The International Standard Music Number or ISMN (ISO 10957) is a thirteen-character alphanumeric identifier for printed music developed by ISO.

The original proposal for an ISMN was made by the UK Branch of IAML (International Association of Music Libraries, Archives and Documentation Centres), put forward by Alan Pope (Blackwell's Music Department, Oxford), Malcolm Lewis (music librarian in Nottingham) and Malcolm Jones (music librarian in Birmingham). A draft ISMN structure and application was presented at the 1987 IAML conference in Amsterdam, then after further discussions at the 1989 IAML conference in Oxford it was decided that the UK, French and German branches should, through their respective national standards bodies (BSI, AFNOR and DIN) file ISMN as an ISO work project. After meetings in Ottawa and Paris in 1993, the draft was finalized and published by ISO.

The original format comprised four elements: a distinguishing prefix M, a publisher ID, an item ID, and a check digit, typically looking like M-2306-7118-7. From 1 January 2008, the ISMN was defined as a thirteen digit identifier beginning 979-0 where the zero replaced M in the old-style number. The resulting number is identical with its EAN-13 number as encoded in the item's barcode. The 979 Unique Country Code prefix is known as "Musicland".

The current format comprises four blocks: the prefix 979-0 reserved for ISMNs — at some future date they are expected to occupy the remainder of the 979 space which is shared with ISBNs, a block to identify the publisher, another to identify the item and one final check digit. The TC 46/SC 9 is responsible for the standard.

A publication may be assigned both an ISBN and an ISMN. Unlike the ISBN, the ISMN does not segregate publishers by country.

==Check digit==

The check digit is calculated in the same way as an ISBN-13, and in turn, an EAN-13. Specifically, each digit of the ISMN is multiplied by a weight, alternating 1 and 3 from left to right. These weighted digits are added together.
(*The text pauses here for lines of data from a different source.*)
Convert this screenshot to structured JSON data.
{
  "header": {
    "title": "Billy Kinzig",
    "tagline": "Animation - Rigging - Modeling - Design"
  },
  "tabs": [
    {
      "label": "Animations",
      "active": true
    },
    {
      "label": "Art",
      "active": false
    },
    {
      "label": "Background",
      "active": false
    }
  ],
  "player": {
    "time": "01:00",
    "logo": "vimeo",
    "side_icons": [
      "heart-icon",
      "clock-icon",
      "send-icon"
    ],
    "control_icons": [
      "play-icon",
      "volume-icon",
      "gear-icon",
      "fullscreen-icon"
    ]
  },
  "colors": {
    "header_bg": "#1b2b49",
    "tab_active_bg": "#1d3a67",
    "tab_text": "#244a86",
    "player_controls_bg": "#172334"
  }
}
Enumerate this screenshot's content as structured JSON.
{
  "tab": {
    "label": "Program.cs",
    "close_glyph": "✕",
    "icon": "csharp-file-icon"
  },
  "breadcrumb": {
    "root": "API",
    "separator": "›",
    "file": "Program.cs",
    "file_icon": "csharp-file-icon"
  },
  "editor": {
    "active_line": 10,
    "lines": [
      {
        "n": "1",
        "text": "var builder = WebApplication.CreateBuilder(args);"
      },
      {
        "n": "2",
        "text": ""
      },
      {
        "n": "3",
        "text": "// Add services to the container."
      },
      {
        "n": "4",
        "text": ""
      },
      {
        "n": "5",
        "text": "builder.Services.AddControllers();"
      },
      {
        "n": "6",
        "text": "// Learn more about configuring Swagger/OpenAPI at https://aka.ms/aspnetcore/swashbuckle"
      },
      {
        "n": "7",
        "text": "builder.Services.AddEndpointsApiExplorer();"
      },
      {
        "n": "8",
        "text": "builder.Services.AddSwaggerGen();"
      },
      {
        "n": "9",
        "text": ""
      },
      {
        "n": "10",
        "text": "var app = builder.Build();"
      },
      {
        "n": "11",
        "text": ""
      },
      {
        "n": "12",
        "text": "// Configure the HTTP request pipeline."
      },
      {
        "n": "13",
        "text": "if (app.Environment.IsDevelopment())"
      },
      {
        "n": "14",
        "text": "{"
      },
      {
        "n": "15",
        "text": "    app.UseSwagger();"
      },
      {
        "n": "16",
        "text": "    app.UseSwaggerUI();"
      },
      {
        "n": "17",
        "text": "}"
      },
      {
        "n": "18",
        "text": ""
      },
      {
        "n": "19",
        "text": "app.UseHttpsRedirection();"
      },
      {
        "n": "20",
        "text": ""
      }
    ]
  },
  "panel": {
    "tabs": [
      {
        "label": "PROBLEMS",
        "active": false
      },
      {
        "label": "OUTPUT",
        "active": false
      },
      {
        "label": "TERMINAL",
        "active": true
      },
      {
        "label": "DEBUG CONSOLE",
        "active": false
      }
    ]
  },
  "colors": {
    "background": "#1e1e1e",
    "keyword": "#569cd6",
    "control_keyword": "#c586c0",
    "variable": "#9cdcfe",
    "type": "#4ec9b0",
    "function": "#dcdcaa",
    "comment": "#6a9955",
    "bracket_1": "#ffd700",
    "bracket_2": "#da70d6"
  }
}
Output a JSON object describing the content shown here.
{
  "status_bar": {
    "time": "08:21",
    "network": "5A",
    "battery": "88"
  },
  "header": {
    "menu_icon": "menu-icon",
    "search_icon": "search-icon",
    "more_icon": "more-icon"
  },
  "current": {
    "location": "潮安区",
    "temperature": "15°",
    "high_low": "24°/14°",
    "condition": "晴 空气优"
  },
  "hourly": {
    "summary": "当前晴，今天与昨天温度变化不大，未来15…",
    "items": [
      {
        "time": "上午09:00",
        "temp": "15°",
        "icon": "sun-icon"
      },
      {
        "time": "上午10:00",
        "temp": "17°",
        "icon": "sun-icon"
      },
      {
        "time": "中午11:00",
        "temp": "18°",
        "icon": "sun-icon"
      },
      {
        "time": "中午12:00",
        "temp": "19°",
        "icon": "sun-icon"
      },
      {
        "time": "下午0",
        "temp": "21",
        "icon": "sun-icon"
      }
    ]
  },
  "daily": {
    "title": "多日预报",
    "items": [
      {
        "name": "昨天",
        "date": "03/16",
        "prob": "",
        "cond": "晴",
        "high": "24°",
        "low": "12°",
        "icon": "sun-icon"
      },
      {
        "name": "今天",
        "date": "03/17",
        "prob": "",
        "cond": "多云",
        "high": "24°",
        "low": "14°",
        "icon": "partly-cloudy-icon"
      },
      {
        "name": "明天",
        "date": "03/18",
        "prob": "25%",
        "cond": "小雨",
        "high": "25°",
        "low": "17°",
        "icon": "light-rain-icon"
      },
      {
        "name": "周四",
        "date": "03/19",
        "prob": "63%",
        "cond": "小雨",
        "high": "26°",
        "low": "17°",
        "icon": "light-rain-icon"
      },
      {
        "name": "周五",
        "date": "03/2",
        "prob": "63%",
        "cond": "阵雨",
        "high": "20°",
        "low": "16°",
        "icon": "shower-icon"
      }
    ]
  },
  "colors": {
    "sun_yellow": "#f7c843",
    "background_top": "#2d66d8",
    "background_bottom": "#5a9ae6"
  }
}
The check digit is the integer between 0 and 9 that makes the sum a multiple of 10.

The check digit for a pre-2008 code, M-xxxx-xxxx-c is computed in the same manner as the EAN check digit for the 13-digit code obtained by replacing M with 9790. In other words, the old and new codes differ only by the replacement of M with 9790, with no change in the check digit. This differs from, for example, the ISBN to EAN mapping where the check digit must be recalculated.

===Examples===
For instance, for the item with ISMN beginning 979-0-060-11561:
 1×9 + 3×7 + 1×9 + 3×0 + 1×0 + 3×6 + 1×0 + 3×1 + 1×1 + 3×5 + 1×6 + 3×1
 = 9 + 21 + 9 + 0 + 0 + 18 + 0 + 3 + 1 + 15 + 6 + 3
 = 85
As 85 mod 10 = 5, the check digit is 10 − 5 = 5 and the full number is 979-0-060-11561-5.

For another example, Robert Fripp's collection of Guitar Craft scores has the ISMN 979-0-9016791-7-7. Given first 12 digits 979-0-9016791-7, the ISMN algorithm evaluates
 1×9 + 3×7 + 1×9 + 3×0 + 1×9 + 3×0 + 1×1 + 3×1 + 1×6 + 3×7 + 1×9 + 3×1
 = 9 + 21 + 9 + 0 + 9 + 0 + 1 + 3 + 6 + 21 + 9 + 3
 = 123
which implies that the check digit is indeed 7 (because 123+7=130=13×10).